On the day after the race, Nancy and I drove back to the northern part of Senja for a modest ascent of 558 m Hesten (the Horse) which gives great views of Segla (the Sail, in dialect), the fjord below, and other striking peaks to the north and east, including Keipen and Grytetippen, which I did the next evening. Segla (640 m) rises straight up from the fjord and looks impossible, at least as a hike, from north and east, but the south slope is more forgiving, so I power hiked it in a few hours on the same day and met Nancy back at the car.

Like so many places, Senja has been “discovered” in recent years and these relatively easy but dramatic hikes are seeing a lot of traffic, pretty much all Weegies in these Covid summers, so there is lot of soil compaction an ersosin going on. There aren’t really built trails, so on Segla and other places there is a braided network of paths. It will take some funding and some good trail work to clean up.

The morning overcast the next day never really cleared as forecast, so I waited until evening to take on Keipen (938 m) and Grytetippen (887 m), joined by a ridge so easy enough to do in one go, in my case in only about 4 hours getting down at 10 PM. Here in midnight sun country, a few hikers were just starting up as I was finishing. There might be some wisdom in trying to reset the body clock to do more “night” hiking and enjoy the midnight sun, but as it is I have strong biorhythms, usually waking up at the same (very nearly exact) time every day without the aid of an alarm clock, so I get pretty messed up when I get off schedule. Oh well.

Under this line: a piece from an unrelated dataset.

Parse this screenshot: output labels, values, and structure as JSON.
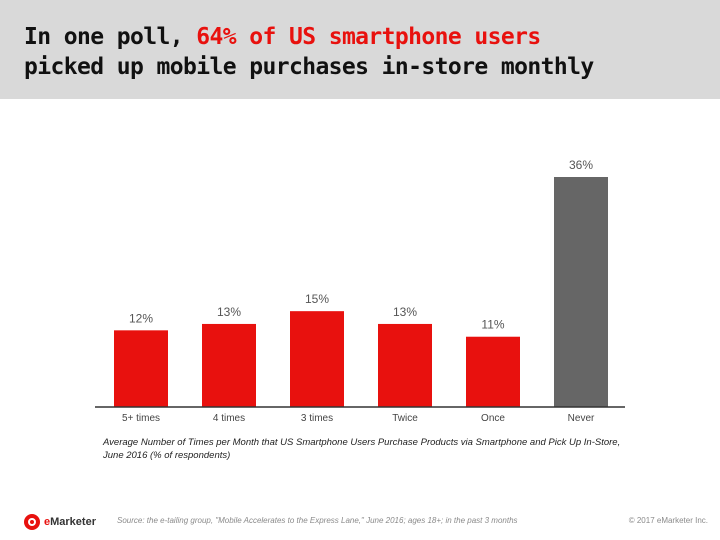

We continued north to rejoin Zoe and Endre and their puffin dog puppy Pippin in Tromsø, where Zoe and I ascended a clouded-over Tromsdalstind. We encountered some domestic reindeer on the way down.

We also visited a superb alpine plant garden at the university (where Zoe finished her Master’s in space physics a few year ago; she now works for a Norwegian satellite communications company). We then hustled south, completing the 16-hour drive in two days, to get back to readying our house for sale.
I see I haven’t filed a trip report in over a year. I ended up working the Norwegian medical system pretty hard (for me at least) in 2020 and on into the first part of 2021. In June 2020 I slipped and banged up an elbow while descending an easy hike, and it got infected, resulting in 5 days in the hospital on IV antibiotics. On my first backyard xc ski of the season in late November, I took a fall and broke my right wrist. When it failed to heal on its own after about 6 weeks, they put a screw in it, and it took 8 more weeks for that to heal so I was skiing one-handed and trying to take it easy for much of the winter.

With my hand back in action I had a reasonably productive spring ski season, getting in a few new summits as well as some old friends and a couple 2000m days, Molly and Audun, my buddy Christophe, and friend Steffen.

In late May Nancy and I got in a three-day kayak trip in the island maze off the west coast of Hitra, a big island a bit southwest of Trondheim. We finally bought dry suits, a big safety and confidence booster in cold water. And sprinkled in amongst my more ambitious outings we have done various day hikes together and an overnight hut tour here and there.

Now on this rainy Saturday we are just a few days away from concluding our house sale, after spending much of my summer vacation time doing all the little and big improvements I should have done over the 16 years (minus 1.5 years’ worth of sabbaticals) the we have lived here.

Rather than the dreamed of house in the woods (needs a lot of work), we bought a roomy “terrace apartment” on the west side of the city, right on the boundary of Bymarka, the city’s other forest area, which has a much larger It's 1.6 km as the crow flies from Molly and Audun's house so we can walk or bike rather than drive for 25 minutes to visit. As we say in Norwegian, “Vi har det godt!” (“We have it good!”).